The firm established this month Nomura Capital Partners, a wholly-owned subsidiary that will oversee the firm’s principal investment business, according to a statement from the firm.
Nomura previously announced its intention to revive the business in November, in a move to respond to its clients’ “growing need for a wider range of solutions”. The bank plans to make an initial investment of ¥100bn ($903m) in the new business.
The private equity business will initially invest in small-to-medium enterprises in Japan, with the potential to expand to the rest of Asia in the future, according to a source familiar with the matter.
2008 pullback
Previously, the firm had a principal finance business (essentially private equity) through its wholly-owned subsidiary, Nomura Principal Finance (NPF), which was established in 2000.
In 2007, the firm also planned to expand its principal finance business into Asia after gaining experience in buyouts in Japan and venture capital investing in Europe, according to a statement at the time.
But Nomura eventually decided to discontinue any new investments from 2008 onward as a result of tighter financial regulations that followed the 2008 financial crisis, the industry source said. In 2014, NPF dissolved its operations.
The firm identified the opportunities that support the revival of its private equity business. In recent years, Japanese companies have become more open to accepting capital from private equity funds, the source said. In addition, there has been an increasing number of aging business owners who are looking at strategies for retirement and inheritance.

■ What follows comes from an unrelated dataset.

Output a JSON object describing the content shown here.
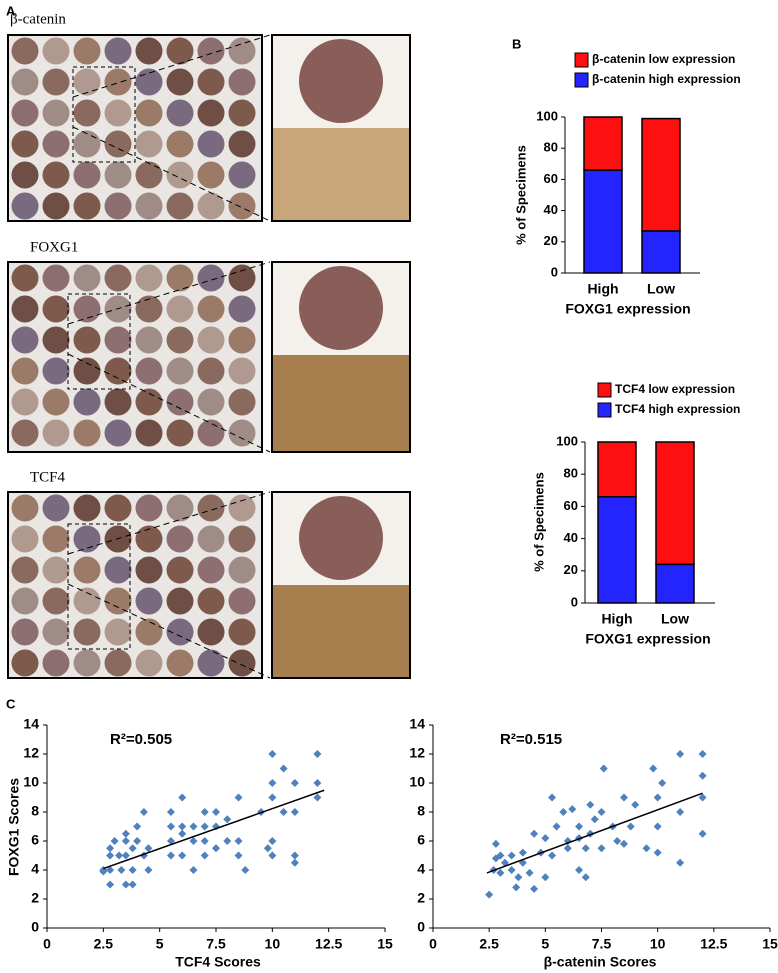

“The needs of the firm’s corporate clients have become increasingly diversified and sophisticated. In order to respond to these needs, the new company will primarily provide equity as a solution for business reorganisations and revitalisations, business succession as well as management buyouts,” the firm said in the statement.
The increasing demand for private equity is also seen in other markets in Asia. For example, alternative assets in Singapore grew 17% to S$478bn ($351bn) in 2016, driven by private equity and hedge funds, according to a report by the Monetary Authority of Singapore.
In China, assets in its private fund industry, which includes private equity funds, rose 28% over the first 10 months in 2017 to RMB 10.77trn ($1.68trn), according to data from the Asset Management Association of China.
Private equity generally provides investors with higher returns than traditional asset classes but demands a multi-year capital lockup period.